Em outra frente, Marinho lembrou que o IBGE identifica 6,5 milhões de brasileiros como trabalhadores rurais, mas os aposentados rurais são hoje 9,5 milhões de pessoas.

"Se você desconsiderar o fluxo, gente que tem 17, 30, 28 anos e não se aposentou ainda, você pode inferir de uma maneira grosseira de que metade dessas pessoas se aposentaram de forma fraudulenta", disse.

Segundo Marinho, a bancada ruralista segue resistente ao aumento da idade mínima para mulheres e ao fim da isenção da exportação para pequenos agricultores. Mas ele destacou que o governo continuará defendendo esses dois pontos "com argumentos técnicos e morais".

PEC DO PACTO FEDERATIVO

Durante a entrevista, Marinho também reiterou a importância da economia de pelo menos 1 trilhão de reais com a PEC da Previdência, e afirmou que a forte deterioração fiscal e o ambiente mais favorável para debate do tema abrem espaço para que a desidratação da proposta seja menor.

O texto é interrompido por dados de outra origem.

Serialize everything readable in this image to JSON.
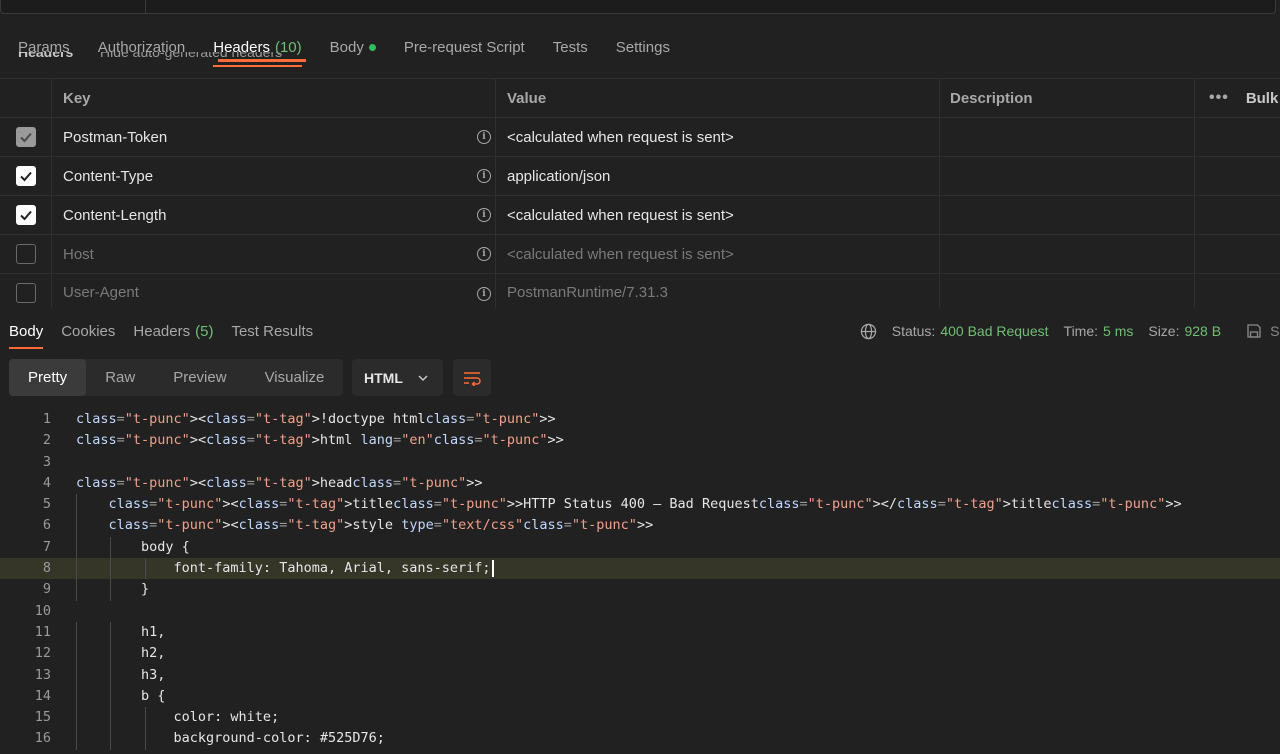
{
  "request_tabs": {
    "params": "Params",
    "authorization": "Authorization",
    "headers": "Headers",
    "headers_count": "(10)",
    "body": "Body",
    "prerequest": "Pre-request Script",
    "tests": "Tests",
    "settings": "Settings"
  },
  "headers_section": {
    "label": "Headers",
    "auto_note": "Hide auto-generated headers"
  },
  "headers_table": {
    "columns": {
      "key": "Key",
      "value": "Value",
      "description": "Description",
      "bulk_edit": "Bulk Edit"
    },
    "rows": [
      {
        "key": "Postman-Token",
        "value": "<calculated when request is sent>",
        "enabled": true,
        "locked": true
      },
      {
        "key": "Content-Type",
        "value": "application/json",
        "enabled": true,
        "locked": false
      },
      {
        "key": "Content-Length",
        "value": "<calculated when request is sent>",
        "enabled": true,
        "locked": false
      },
      {
        "key": "Host",
        "value": "<calculated when request is sent>",
        "enabled": false,
        "locked": false
      },
      {
        "key": "User-Agent",
        "value": "PostmanRuntime/7.31.3",
        "enabled": false,
        "locked": false
      }
    ]
  },
  "response_tabs": {
    "body": "Body",
    "cookies": "Cookies",
    "headers": "Headers",
    "headers_count": "(5)",
    "test_results": "Test Results"
  },
  "response_status": {
    "status_label": "Status:",
    "status_value": "400 Bad Request",
    "time_label": "Time:",
    "time_value": "5 ms",
    "size_label": "Size:",
    "size_value": "928 B",
    "save_label": "Save"
  },
  "view_modes": {
    "pretty": "Pretty",
    "raw": "Raw",
    "preview": "Preview",
    "visualize": "Visualize",
    "selected": "Pretty"
  },
  "format_select": {
    "value": "HTML"
  },
  "colors": {
    "accent": "#ff6c37",
    "success": "#6fbf73",
    "body_dot": "#2fbd5e",
    "background": "#212121"
  },
  "code_lines": [
    {
      "n": "1",
      "text": "<!doctype html>"
    },
    {
      "n": "2",
      "text": "<html lang=\"en\">"
    },
    {
      "n": "3",
      "text": ""
    },
    {
      "n": "4",
      "text": "<head>"
    },
    {
      "n": "5",
      "text": "    <title>HTTP Status 400 – Bad Request</title>"
    },
    {
      "n": "6",
      "text": "    <style type=\"text/css\">"
    },
    {
      "n": "7",
      "text": "        body {"
    },
    {
      "n": "8",
      "text": "            font-family: Tahoma, Arial, sans-serif;"
    },
    {
      "n": "9",
      "text": "        }"
    },
    {
      "n": "10",
      "text": ""
    },
    {
      "n": "11",
      "text": "        h1,"
    },
    {
      "n": "12",
      "text": "        h2,"
    },
    {
      "n": "13",
      "text": "        h3,"
    },
    {
      "n": "14",
      "text": "        b {"
    },
    {
      "n": "15",
      "text": "            color: white;"
    },
    {
      "n": "16",
      "text": "            background-color: #525D76;"
    }
  ]
}
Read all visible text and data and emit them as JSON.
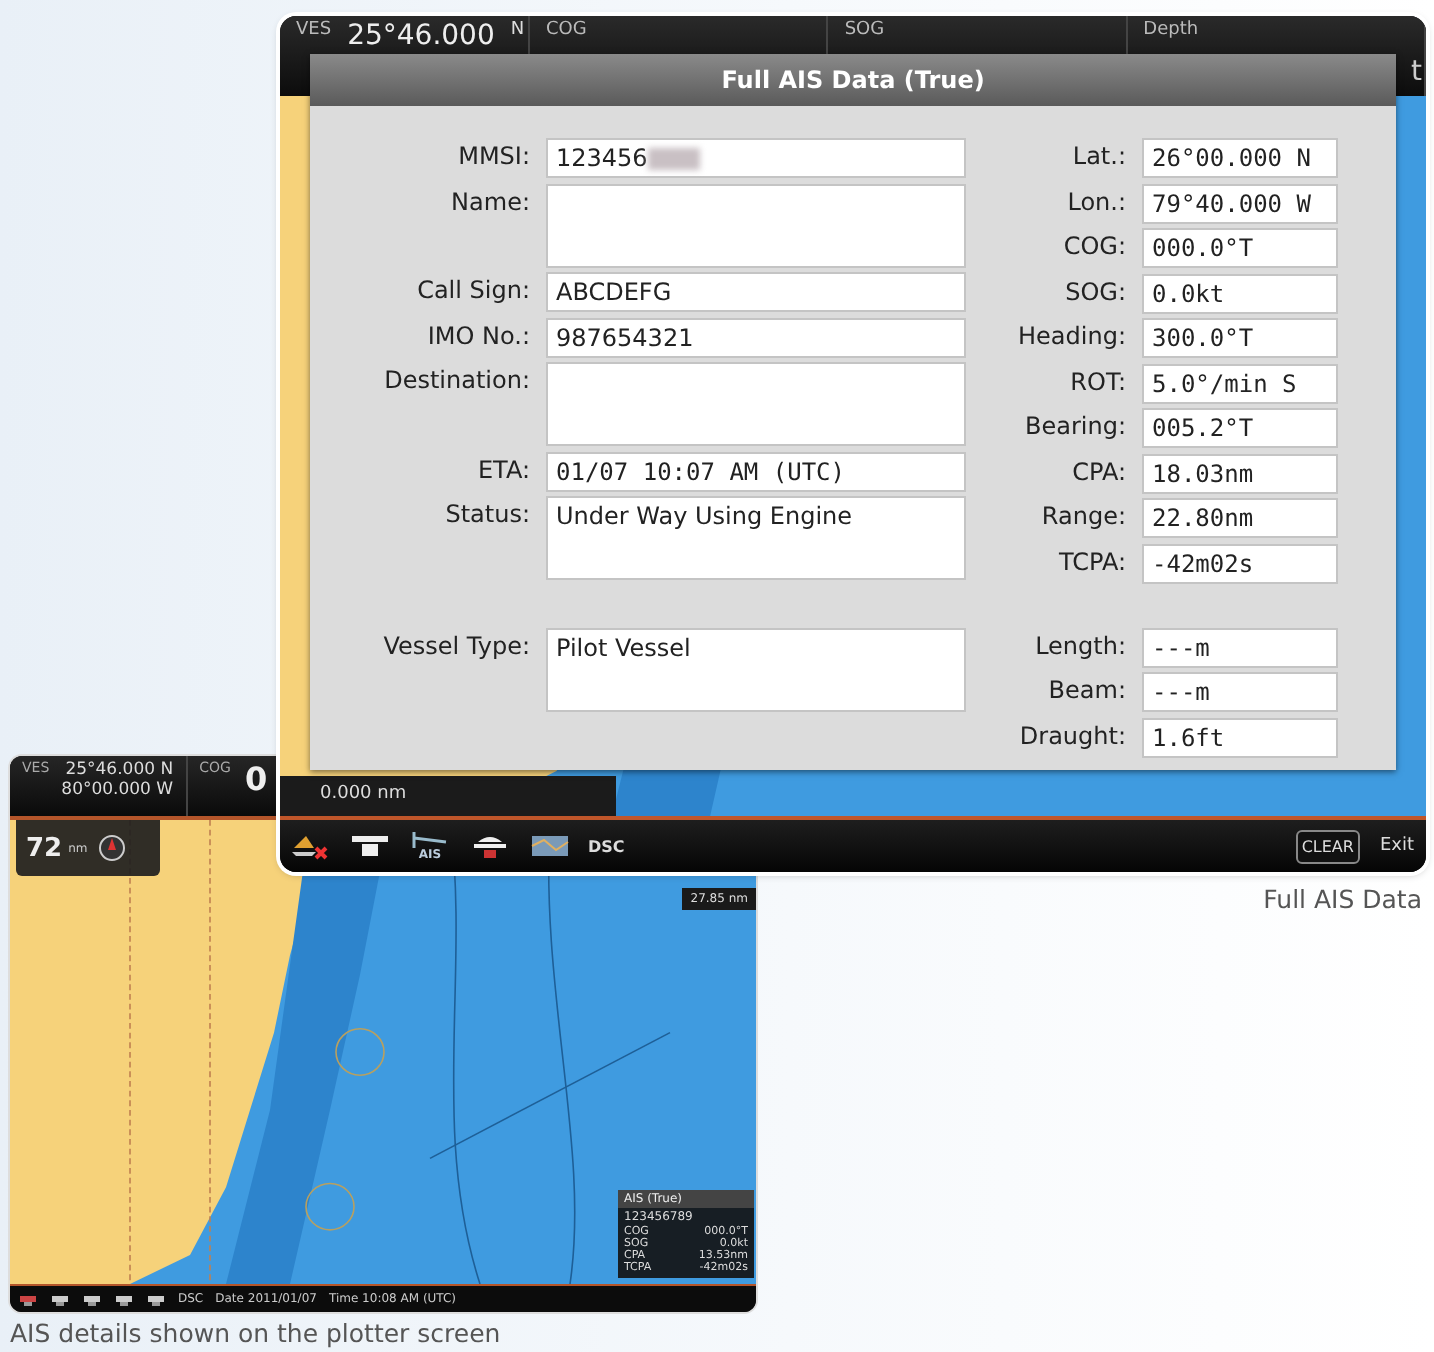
{
  "main_screen": {
    "top_bar": [
      {
        "label": "VES",
        "value": "25°46.000",
        "unit": "N"
      },
      {
        "label": "COG"
      },
      {
        "label": "SOG"
      },
      {
        "label": "Depth"
      }
    ],
    "edge_text": "t",
    "dialog": {
      "title": "Full AIS Data (True)",
      "left_fields": [
        {
          "label": "MMSI:",
          "value": "123456",
          "kind": "masked"
        },
        {
          "label": "Name:",
          "kind": "tall"
        },
        {
          "label": "Call Sign:",
          "value": "ABCDEFG",
          "kind": "text"
        },
        {
          "label": "IMO No.:",
          "value": "987654321",
          "kind": "text"
        },
        {
          "label": "Destination:",
          "kind": "tall"
        },
        {
          "label": "ETA:",
          "value": "01/07 10:07 AM (UTC)",
          "kind": "mono"
        },
        {
          "label": "Status:",
          "value": "Under Way Using Engine",
          "kind": "tall"
        }
      ],
      "right_fields": [
        {
          "label": "Lat.:",
          "value": "26°00.000 N",
          "kind": "mono"
        },
        {
          "label": "Lon.:",
          "value": "79°40.000 W",
          "kind": "mono"
        },
        {
          "label": "COG:",
          "value": "000.0°T",
          "kind": "mono"
        },
        {
          "label": "SOG:",
          "value": "0.0kt",
          "kind": "mono"
        },
        {
          "label": "Heading:",
          "value": "300.0°T",
          "kind": "mono"
        },
        {
          "label": "ROT:",
          "value": "5.0°/min S",
          "kind": "mono"
        },
        {
          "label": "Bearing:",
          "value": "005.2°T",
          "kind": "mono"
        },
        {
          "label": "CPA:",
          "value": "18.03nm",
          "kind": "mono"
        },
        {
          "label": "Range:",
          "value": "22.80nm",
          "kind": "mono"
        },
        {
          "label": "TCPA:",
          "value": "-42m02s",
          "kind": "mono"
        }
      ],
      "lower_left_fields": [
        {
          "label": "Vessel Type:",
          "value": "Pilot Vessel",
          "kind": "tall"
        }
      ],
      "lower_right_fields": [
        {
          "label": "Length:",
          "value": "---m",
          "kind": "mono"
        },
        {
          "label": "Beam:",
          "value": "---m",
          "kind": "mono"
        },
        {
          "label": "Draught:",
          "value": "1.6ft",
          "kind": "mono"
        }
      ]
    },
    "range_readout": "0.000 nm",
    "toolbar": {
      "ais_label": "AIS",
      "dsc": "DSC",
      "clear": "CLEAR",
      "exit": "Exit"
    }
  },
  "main_caption": "Full AIS Data",
  "plotter_screen": {
    "ves_label": "VES",
    "latitude": "25°46.000 N",
    "longitude": "80°00.000 W",
    "cog_label": "COG",
    "cog_value": "0",
    "range_gadget": {
      "value": "72",
      "unit": "nm"
    },
    "distance_readout": "27.85 nm",
    "ais_panel": {
      "title": "AIS (True)",
      "mmsi": "123456789",
      "rows": [
        {
          "label": "COG",
          "value": "000.0°T"
        },
        {
          "label": "SOG",
          "value": "0.0kt"
        },
        {
          "label": "CPA",
          "value": "13.53nm"
        },
        {
          "label": "TCPA",
          "value": "-42m02s"
        }
      ]
    },
    "bottom_bar": {
      "dsc": "DSC",
      "date": "Date 2011/01/07",
      "time": "Time 10:08 AM (UTC)"
    }
  },
  "plotter_caption": "AIS details shown on the plotter screen"
}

Após o ministro da Economia, Paulo Guedes, ter dito em entrevista que o governo avalia mandar uma outra PEC ao Congresso, tratando do pacto federativo e da repartição de recursos com Estados e municípios, Marinho destacou que essa é uma ideia em curso e que ainda não há definição a respeito.

"Essa é uma ideia que ele tem e que ele vai conversar com o Senado da República, com a Câmara Federal, com governadores que já consultou, com prefeitos, mas que não necessariamente haverá apresentação de uma PEC", disse.

"Até porque ele (Guedes) entende que isso tem que começar pelo Senado. Então se apresentarmos uma PEC, vai começar pela Câmara. Então aí sim haveria uma concomitância e uma concorrência. Então eu acredito que essa vai ser uma discussão que vai ser mais maturada, mais amadurecida", completou.